Show that every compact Lie group contains a finitely generated dense subgroup.

Question

I'm trying to show that the connected component has a finite number of distinct maximal tori. So the group generated by its generators must be dense. But I don't know if it is really true.

Answer 1

We begin with a Lemma.

Lemma: Suppose $H\subseteq G$ are compact connnected Lie groups with $H\neq G$. Then there is a subgroup $S^1\subseteq G$ for which $S^1\cap H$ is finite.

Proof: Look on the Lie algebra level. We have $\mathfrak{h}\subseteq \mathfrak{g}$, and $\mathfrak{h}\neq \mathfrak{g}$ because $H$ and $G$ are connected and $H\neq G$. Then $\mathfrak{g}\setminus \mathfrak{h}$ is an open dense subset of $\mathfrak{g}$, so contains a vector $v$ for which $\exp(tv)$ closes up. Then $\{\exp(tv)\} = S^1$ is the desired $S^1$.

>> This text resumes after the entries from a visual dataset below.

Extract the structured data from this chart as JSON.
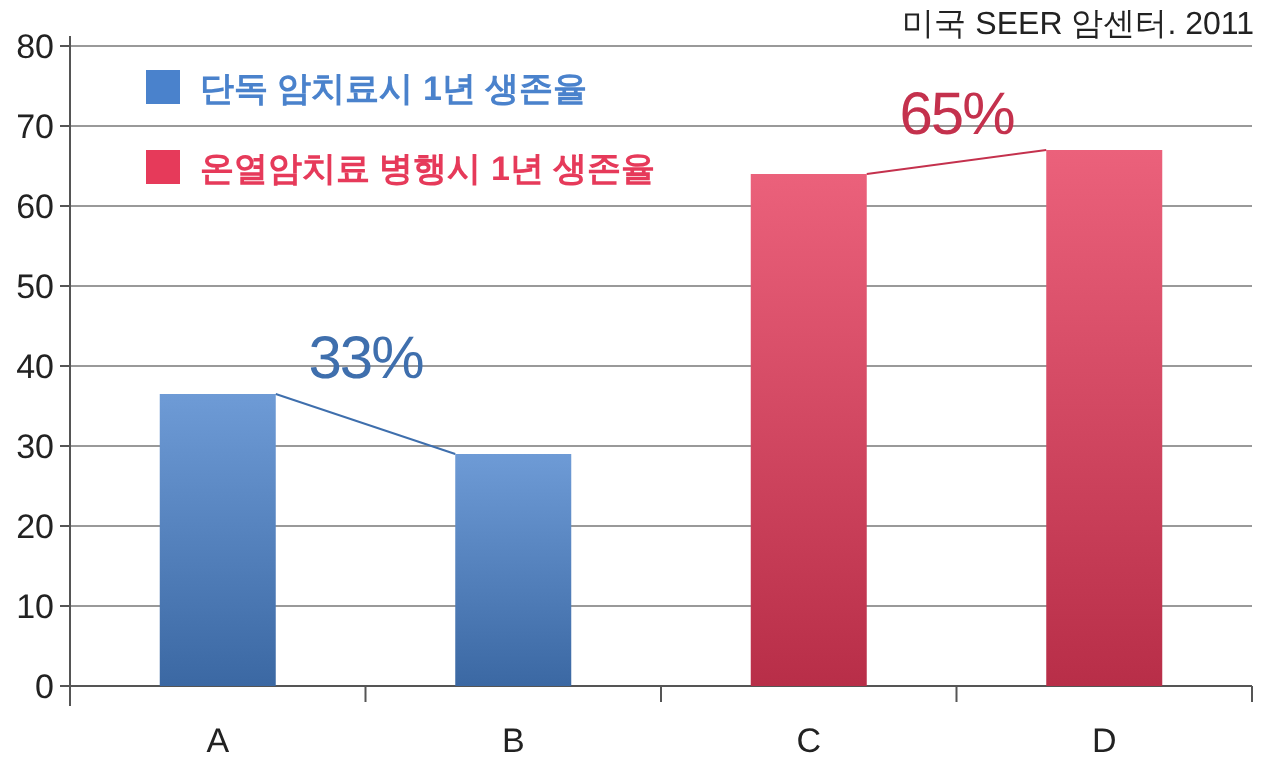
{
  "chart_data": {
    "type": "bar",
    "categories": [
      "A",
      "B",
      "C",
      "D"
    ],
    "series": [
      {
        "name": "단독 암치료시 1년 생존율",
        "color": "#4a82cc",
        "values": [
          36.5,
          29,
          null,
          null
        ]
      },
      {
        "name": "온열암치료 병행시 1년 생존율",
        "color": "#e63a5a",
        "values": [
          null,
          null,
          64,
          67
        ]
      }
    ],
    "ylim": [
      0,
      80
    ],
    "yticks": [
      0,
      10,
      20,
      30,
      40,
      50,
      60,
      70,
      80
    ],
    "grid": "y",
    "legend": "top left",
    "annotations": [
      "미국 SEER 암센터. 2011",
      "33%",
      "65%"
    ]
  }
}
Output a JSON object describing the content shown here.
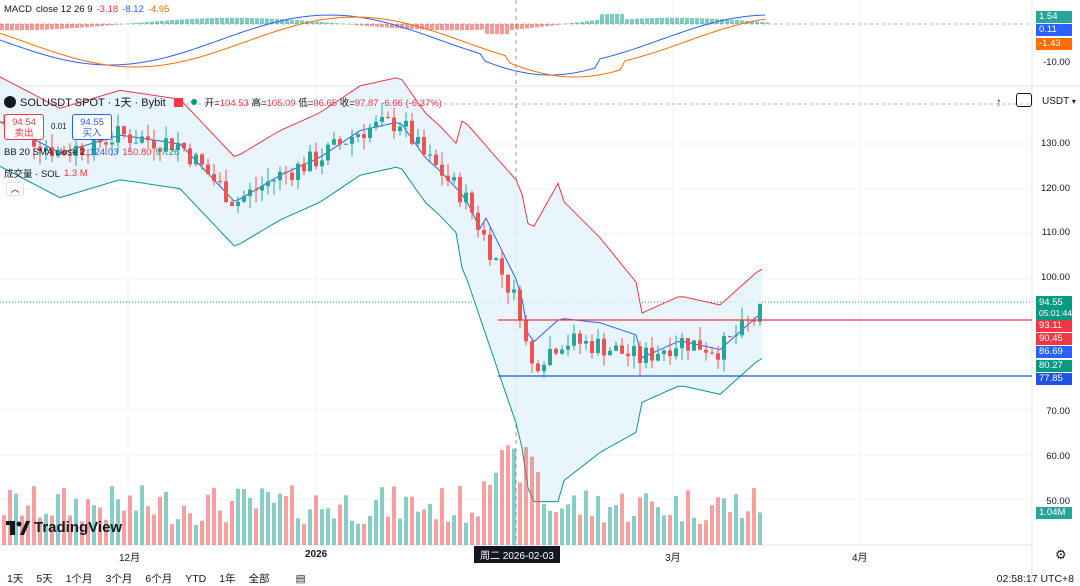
{
  "macd": {
    "name": "MACD",
    "params": "close 12 26 9",
    "hist": "-3.18",
    "macd": "-8.12",
    "signal": "-4.95"
  },
  "symbol": {
    "title": "SOLUSDT SPOT · 1天 · Bybit",
    "open_label": "开=",
    "open": "104.53",
    "high_label": "高=",
    "high": "105.09",
    "low_label": "低=",
    "low": "96.65",
    "close_label": "收=",
    "close": "97.87",
    "change": "-6.66 (-6.37%)"
  },
  "trade": {
    "sell_price": "94.54",
    "sell_label": "卖出",
    "spread": "0.01",
    "buy_price": "94.55",
    "buy_label": "买入"
  },
  "bb": {
    "name": "BB 20 SMA close 2",
    "mid": "124.03",
    "upper": "150.80",
    "lower": "97.26"
  },
  "volume": {
    "name": "成交量 · SOL",
    "value": "1.3 M"
  },
  "price_axis": {
    "currency": "USDT",
    "ticks": [
      "130.00",
      "120.00",
      "110.00",
      "100.00",
      "70.00",
      "60.00",
      "50.00"
    ],
    "macd_tick": "-10.00"
  },
  "tags": {
    "macd_hist": "1.54",
    "macd_line": "0.11",
    "macd_signal": "-1.43",
    "last_price": "94.55",
    "countdown": "05:01:44",
    "resistance": "93.11",
    "bb_upper": "90.45",
    "bb_mid": "86.69",
    "bb_lower": "80.27",
    "support": "77.85",
    "volume": "1.04M"
  },
  "time_axis": {
    "labels": [
      "12月",
      "2026",
      "3月",
      "4月"
    ],
    "crosshair": "周二 2026-02-03"
  },
  "bottom_bar": {
    "timeframes": [
      "1天",
      "5天",
      "1个月",
      "3个月",
      "6个月",
      "YTD",
      "1年",
      "全部"
    ],
    "clock": "02:58:17 UTC+8"
  },
  "brand": {
    "name": "TradingView"
  },
  "colors": {
    "up": "#26a69a",
    "down": "#ef5350",
    "resistance": "#f23645",
    "support": "#2962ff",
    "bb_fill": "#e3f2fd"
  }
}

To see this, note that if $S^1\cap H$ is infinite, then it has an accumulation point (since $G$ is compact). Now, by using the group multiplication, we may assume this accumulation point is the identity. It follows that $\exp(t_n v) \in H$ for a decreasing sequence $t_n\rightarrow 0$. This, then, implies that $v\in\mathfrak{h}$, a contradiction. $\square$

Now, we prove the theorem. Suppose $G$ is any connected Lie group. Let $H = T\subseteq G$ be a maximal torus. Under the identification $T\cong \mathbb{R}^n/\mathbb{Z}^n$, if we pick an element $x=(x_1,...,x_n)\in T$ for which $\operatorname{span}_\mathbb{Q}\{1,x_1, x_2,...,x_n\}$ has dimension $n+1$, it follows that $x$ generates a dense subgroup of $T$.

If $T = G$, we are done. Otherwise, using the lemma, pick $S^1\subseteq G$ with $S^1\cap T$ finite. We pick $y\in S^1$ which generates a dense subgroup of $S^1$.

Let $\langle\langle x,y\rangle\rangle$ denote the closure of the subgroup generated by $x$ and $y$. Then clearly $\langle\langle x,y\rangle\rangle$ contains $H$ and $S^1$. On the Lie algebra level, the Lie algebra of $\langle \langle x,y\rangle\rangle$ is a subspace containing $\mathfrak{t}$ and $v$, so has dimension at least that of $\dim T + 1$.

Now, we induct. If $\langle \langle x,y\rangle\rangle \neq G$, we use the lemma to pick $z\in G\setminus \langle\langle x,y\rangle \rangle$. By the same argument as above, $\langle \langle x,y,z\rangle\rangle$ has larger dimension that $\langle \langle x,y,\rangle \rangle$. Continuing in this way, since the dimension of the generated subset increases at every stage, the process must stop after finitely many steps.